Potato production will also be much cheaper in 2050 than now. Sixty years ago Watson and Crick discovered DNA for which they were laureated with a Nobel Prize. Nowadays we live in the era of genomics and are rapidly sequencing all kind of crops and diseases. In 2050 modern – as yet to be discovered – genetic techniques will have made the plant resistant to all known viruses, fungi, pests and bacteria. It has made seed potato schemes elegant and each seed tuber individually diagnosed for vigour, number of eyes, sprouts and emerging stems. There is no more need to spray the crop against blight or aphids. In vitro and mini-tuber production is fully automated and robotized now and is partly taken over by homozygous true seed.

Moore’s law says that computer speed and memory doubles every 18 months.

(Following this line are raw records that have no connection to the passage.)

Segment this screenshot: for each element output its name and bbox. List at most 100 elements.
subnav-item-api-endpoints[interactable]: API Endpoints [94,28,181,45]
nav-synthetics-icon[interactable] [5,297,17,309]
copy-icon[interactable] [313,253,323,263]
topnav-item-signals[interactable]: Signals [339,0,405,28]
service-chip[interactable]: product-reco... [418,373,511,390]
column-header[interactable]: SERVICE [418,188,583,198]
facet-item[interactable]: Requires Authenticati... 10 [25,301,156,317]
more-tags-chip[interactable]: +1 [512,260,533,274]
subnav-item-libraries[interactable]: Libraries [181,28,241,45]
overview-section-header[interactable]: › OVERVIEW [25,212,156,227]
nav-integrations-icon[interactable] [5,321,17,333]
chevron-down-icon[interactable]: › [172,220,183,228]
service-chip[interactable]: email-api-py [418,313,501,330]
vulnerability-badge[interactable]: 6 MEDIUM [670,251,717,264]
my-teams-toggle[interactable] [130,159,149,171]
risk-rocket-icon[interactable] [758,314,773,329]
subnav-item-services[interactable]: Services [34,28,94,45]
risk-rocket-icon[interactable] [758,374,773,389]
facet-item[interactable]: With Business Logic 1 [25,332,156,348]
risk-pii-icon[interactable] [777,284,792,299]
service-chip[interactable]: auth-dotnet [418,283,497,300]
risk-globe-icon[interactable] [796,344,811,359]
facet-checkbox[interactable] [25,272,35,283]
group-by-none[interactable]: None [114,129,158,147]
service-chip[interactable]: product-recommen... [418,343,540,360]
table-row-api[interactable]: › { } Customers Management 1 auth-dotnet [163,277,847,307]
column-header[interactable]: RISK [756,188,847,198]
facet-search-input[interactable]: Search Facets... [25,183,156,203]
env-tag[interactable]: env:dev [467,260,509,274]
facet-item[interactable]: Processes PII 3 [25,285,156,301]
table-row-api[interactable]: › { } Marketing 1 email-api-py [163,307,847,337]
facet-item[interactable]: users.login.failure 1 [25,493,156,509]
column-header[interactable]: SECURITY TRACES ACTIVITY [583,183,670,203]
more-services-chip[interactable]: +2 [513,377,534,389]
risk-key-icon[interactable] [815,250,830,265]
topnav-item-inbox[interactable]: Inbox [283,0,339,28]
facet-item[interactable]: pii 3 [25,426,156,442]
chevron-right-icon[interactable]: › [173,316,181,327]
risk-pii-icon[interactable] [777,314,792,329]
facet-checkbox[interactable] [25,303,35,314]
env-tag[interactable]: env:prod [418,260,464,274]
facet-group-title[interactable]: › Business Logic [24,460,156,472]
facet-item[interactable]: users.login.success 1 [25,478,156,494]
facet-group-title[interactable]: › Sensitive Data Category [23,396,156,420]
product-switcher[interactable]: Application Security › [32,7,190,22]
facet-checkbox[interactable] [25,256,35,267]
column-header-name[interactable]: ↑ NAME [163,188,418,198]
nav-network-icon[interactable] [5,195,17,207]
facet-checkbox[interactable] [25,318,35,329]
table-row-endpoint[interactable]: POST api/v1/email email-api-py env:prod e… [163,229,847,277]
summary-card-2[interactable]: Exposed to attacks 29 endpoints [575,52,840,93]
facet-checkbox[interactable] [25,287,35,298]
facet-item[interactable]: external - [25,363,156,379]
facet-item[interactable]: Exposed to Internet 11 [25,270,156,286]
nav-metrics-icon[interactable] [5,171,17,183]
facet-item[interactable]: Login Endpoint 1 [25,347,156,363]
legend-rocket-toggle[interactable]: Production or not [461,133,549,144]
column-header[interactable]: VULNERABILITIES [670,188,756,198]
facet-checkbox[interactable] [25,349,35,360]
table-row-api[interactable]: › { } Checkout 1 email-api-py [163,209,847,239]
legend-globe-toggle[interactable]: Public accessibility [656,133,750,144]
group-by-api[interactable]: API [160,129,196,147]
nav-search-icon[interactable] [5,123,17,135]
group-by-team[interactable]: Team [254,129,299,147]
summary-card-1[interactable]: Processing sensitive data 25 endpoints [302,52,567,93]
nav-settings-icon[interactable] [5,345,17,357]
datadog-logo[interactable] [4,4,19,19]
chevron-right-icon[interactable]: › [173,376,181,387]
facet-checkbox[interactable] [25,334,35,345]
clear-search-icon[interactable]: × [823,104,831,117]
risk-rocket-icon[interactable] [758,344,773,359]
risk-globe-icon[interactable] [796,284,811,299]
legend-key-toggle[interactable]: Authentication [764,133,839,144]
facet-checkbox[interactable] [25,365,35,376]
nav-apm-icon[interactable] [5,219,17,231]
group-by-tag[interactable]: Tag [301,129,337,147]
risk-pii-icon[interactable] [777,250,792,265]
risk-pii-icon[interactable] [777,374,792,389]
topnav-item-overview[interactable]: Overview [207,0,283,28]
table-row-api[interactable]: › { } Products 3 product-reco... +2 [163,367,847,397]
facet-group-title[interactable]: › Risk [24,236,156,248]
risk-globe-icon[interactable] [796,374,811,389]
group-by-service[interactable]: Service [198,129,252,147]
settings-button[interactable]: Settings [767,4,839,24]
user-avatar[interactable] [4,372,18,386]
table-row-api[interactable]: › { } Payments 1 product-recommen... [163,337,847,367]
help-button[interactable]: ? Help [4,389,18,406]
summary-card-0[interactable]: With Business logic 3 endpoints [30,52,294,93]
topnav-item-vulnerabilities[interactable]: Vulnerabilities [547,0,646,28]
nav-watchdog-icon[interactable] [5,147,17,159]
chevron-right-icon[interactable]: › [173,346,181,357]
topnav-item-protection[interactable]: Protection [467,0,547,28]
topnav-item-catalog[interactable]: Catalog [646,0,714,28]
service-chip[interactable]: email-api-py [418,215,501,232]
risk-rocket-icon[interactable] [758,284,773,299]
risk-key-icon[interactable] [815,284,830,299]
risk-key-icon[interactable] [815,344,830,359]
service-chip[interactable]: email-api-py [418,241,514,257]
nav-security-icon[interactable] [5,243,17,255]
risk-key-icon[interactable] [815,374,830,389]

This will allow visual, chemical and physical sensing techniques – aided by nano-technology – to monitor each individual plant and its soil environment. It allows the supply of water and fertilizer according to the needs of each plant through micro irrigation that is the next generation of the current drip system. Tubers are identified individually, their quality (size, dry matter, sugars, taste) is known through rapid throughput chemical and optical sensing techniques. Before storing they are separated in lots with similar quality to facilitate tracing and tracking and processing of lots of consistent quality. Sprouting is inhibited genetically – drastically reducing storage costs – and only for seed production the sprouting ability is activated.
All field operations such as ploughing, planting, fertilization, irrigation and harvesting are fully automated and robotized. Machines are unmanned. Tasks take soil variation into account and all operations are monitored in a control room. Pesticides have become redundant some years ago and water and mineral fertilisers are applied per plant as prescribed by the automated decision system. This means that all resources are used as efficiently as possible making the discussion about sustainability a thing of the past. Like currently food safety, sustainability even well before 20150 is a pre-competitive issue not argued about between companies. The self learning capacity of the automated production system, with every crop cycle improves the optimization and interdependency of the various interventions as the operations and applications.

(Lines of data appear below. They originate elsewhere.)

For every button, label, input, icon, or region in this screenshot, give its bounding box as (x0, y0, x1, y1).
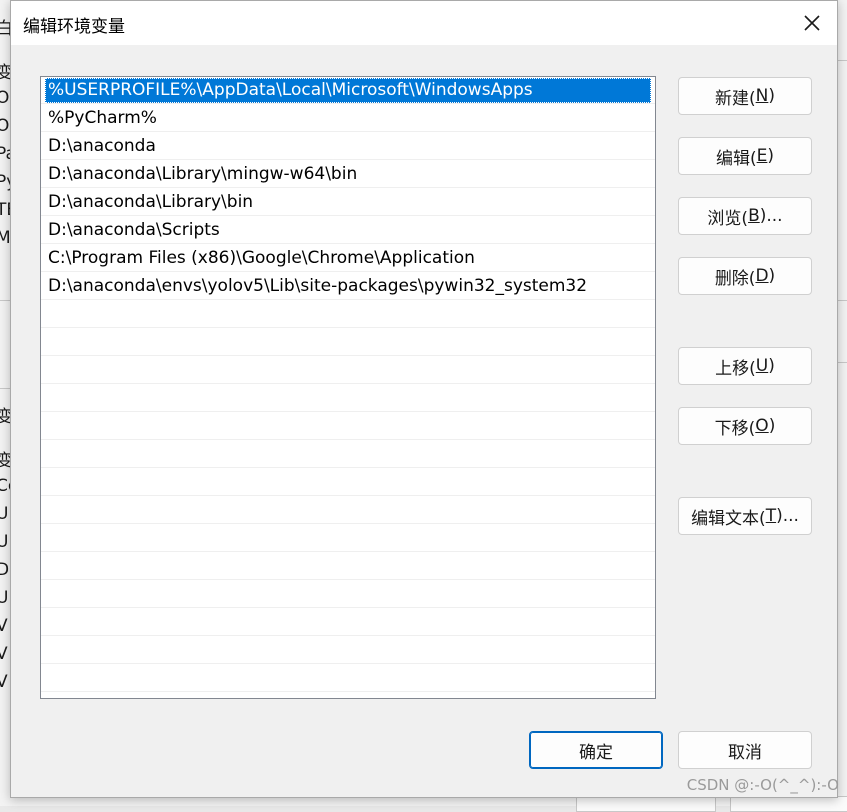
button-label: 编辑文本( (691, 508, 766, 529)
close-button[interactable] (787, 1, 837, 45)
edit-button[interactable]: 编辑(E) (678, 137, 812, 175)
ok-button[interactable]: 确定 (529, 731, 663, 769)
list-item[interactable]: C:\Program Files (x86)\Google\Chrome\App… (41, 245, 655, 272)
list-item-text: D:\anaconda (48, 136, 156, 156)
list-item[interactable] (41, 329, 655, 356)
background-text: V (0, 672, 8, 692)
button-label: 上移( (715, 358, 756, 379)
access-key: U (755, 356, 769, 376)
list-item[interactable] (41, 553, 655, 580)
list-item[interactable] (41, 693, 655, 698)
button-label: ) (768, 416, 776, 436)
list-item[interactable] (41, 385, 655, 412)
browse-button[interactable]: 浏览(B)... (678, 197, 812, 235)
list-item[interactable] (41, 357, 655, 384)
access-key: D (755, 266, 769, 286)
access-key: N (755, 86, 769, 106)
access-key: O (755, 416, 769, 436)
list-item-text: C:\Program Files (x86)\Google\Chrome\App… (48, 248, 475, 268)
button-label: 下移( (714, 418, 756, 439)
list-item-text: D:\anaconda\Library\bin (48, 192, 254, 212)
edit-text-button[interactable]: 编辑文本(T)... (678, 497, 812, 535)
path-list[interactable]: %USERPROFILE%\AppData\Local\Microsoft\Wi… (40, 76, 656, 699)
delete-button[interactable]: 删除(D) (678, 257, 812, 295)
button-label: ) (768, 86, 775, 106)
button-label: )... (776, 506, 799, 526)
access-key: T (765, 506, 777, 526)
list-item[interactable]: D:\anaconda (41, 133, 655, 160)
list-item-text: D:\anaconda\Library\mingw-w64\bin (48, 164, 358, 184)
background-button (576, 796, 716, 812)
list-item[interactable] (41, 469, 655, 496)
background-text: U (0, 504, 9, 524)
list-item[interactable]: %USERPROFILE%\AppData\Local\Microsoft\Wi… (41, 77, 655, 104)
edit-environment-variable-dialog: 编辑环境变量 %USERPROFILE%\AppData\Local\Micro… (10, 0, 838, 798)
list-item-text: %PyCharm% (48, 108, 157, 128)
background-text: U (0, 532, 9, 552)
list-item[interactable]: D:\anaconda\envs\yolov5\Lib\site-package… (41, 273, 655, 300)
list-item[interactable]: %PyCharm% (41, 105, 655, 132)
button-label: ) (767, 146, 775, 166)
background-text: V (0, 616, 8, 636)
access-key: E (756, 146, 768, 166)
list-item[interactable] (41, 637, 655, 664)
close-icon (804, 15, 820, 31)
list-item-text: %USERPROFILE%\AppData\Local\Microsoft\Wi… (48, 80, 533, 100)
button-label: 编辑( (715, 148, 757, 169)
background-text: V (0, 644, 8, 664)
list-item[interactable]: D:\anaconda\Scripts (41, 217, 655, 244)
button-label: ) (768, 266, 776, 286)
list-item[interactable] (41, 609, 655, 636)
new-button[interactable]: 新建(N) (678, 77, 812, 115)
dialog-title: 编辑环境变量 (23, 17, 125, 37)
background-text: U (0, 588, 9, 608)
button-label: ) (768, 356, 775, 376)
background-divider (0, 300, 10, 301)
list-item-text: D:\anaconda\Scripts (48, 220, 220, 240)
list-item[interactable] (41, 413, 655, 440)
move-up-button[interactable]: 上移(U) (678, 347, 812, 385)
button-label: 浏览( (707, 208, 749, 229)
list-item[interactable]: D:\anaconda\Library\bin (41, 189, 655, 216)
list-item[interactable]: D:\anaconda\Library\mingw-w64\bin (41, 161, 655, 188)
list-item-text: D:\anaconda\envs\yolov5\Lib\site-package… (48, 276, 588, 296)
list-item[interactable] (41, 525, 655, 552)
list-item[interactable] (41, 301, 655, 328)
background-button (730, 796, 847, 812)
list-item[interactable] (41, 581, 655, 608)
button-label: 新建( (715, 88, 756, 109)
title-bar: 编辑环境变量 (11, 1, 837, 45)
button-label: )... (759, 206, 783, 226)
list-item[interactable] (41, 441, 655, 468)
button-label: 删除( (714, 268, 756, 289)
cancel-button[interactable]: 取消 (678, 731, 812, 769)
background-divider (0, 388, 10, 389)
list-item[interactable] (41, 497, 655, 524)
move-down-button[interactable]: 下移(O) (678, 407, 812, 445)
access-key: B (748, 206, 760, 226)
watermark: CSDN @:-O(^_^):-O (686, 776, 839, 794)
list-item[interactable] (41, 665, 655, 692)
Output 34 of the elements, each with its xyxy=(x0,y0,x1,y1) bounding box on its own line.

Trade, transport and logistics are part of the information and sensing continuum from seed, growth and storage and processing. This flow has benefited enormously from cheap and safe energy – from nuclear fusion – and is organized in a modular automated transport. Potatoes of the specific quality go the closest processing plant. Physical ownership of part of the chain – one of the links – is disappearing by 2050. There is ownership of information pertaining to the links (potatoes in he field, store, processing and or packing plant) and the information allows consumer to order and be delivered most specifically. Potato is a most healthy food stuff enhanced with vitamins and nutri-ceuticals and its glycemic properties and digestibility specifically adjusted to the individual consumer’s calorific need.